Using log_mix in Zero-inflated poisson model

For a zero-inflated model Poisson model, if you observe y=0, then the likelihood is a mixture:
\begin{align*} \text{Pr} (0 | p, \lambda) & = \text{Pr} (\text{Zero generating process} | p) * (1) + \text{Pr} (\text{Other Process} | p) \times \text{Pr} (0 | \lambda) \\ & = p + (1 - p) \text{ exp} (- \lambda) \end{align*}

My understanding is that the probability of observing 0, given that you are in the state that produces zero’s only, is equal to 1. So would use the following code for this term:

...
if ( y[i] == 0 ) target += log_mix(p, 1, poisson_lpmf(0 | lambda));
...


Why is it then that for any online resource I can find (including for example this Stan workshop) this term is coded as:

if ( y[i] == 0 ) target += log_mix(p, 0, poisson_lpmf(0 | lambda));


I.e. using zero instead of 1 for the second argument in log_mix? I was wondering if my understanding of the log_mix was incorrect, because the latter implies:

\begin{align*} \text{Pr} (0 | p, \lambda) & = \text{Pr} (\text{Zero generating process} | p) * (0) + \text{Pr} (\text{Other Process} | p) \times \text{Pr} (0 | \lambda) \\ & = (1 - p) \text{ exp} (- \lambda) \end{align*}

Which I think is incorrect. Can anyone explain what am I missing here?
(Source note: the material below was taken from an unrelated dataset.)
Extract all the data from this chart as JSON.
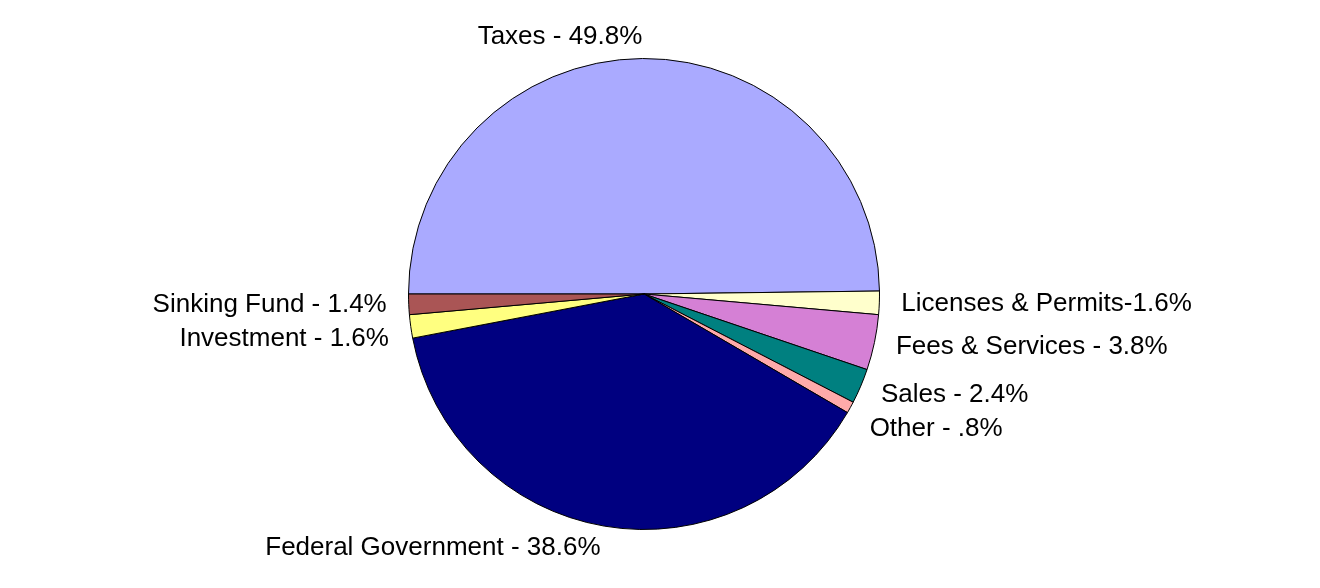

I think I know, but would like to get confirmation on this. Is it because you specify the log of the probability in the arguments of log_mix? Seems like it.

1 Like

The calculations are done on the log scale, so \log(1) = 0. It could also have been more didactically written as:

log_sum_exp(log(p) + log(1),
log1m(p) + poisson_lpmf(0 | lambda)
)


or (most clear for me)

log_sum_exp(bernoulli(1 | p),
bernoulli(0 | p) + poisson_lpmf(0 | lambda)
)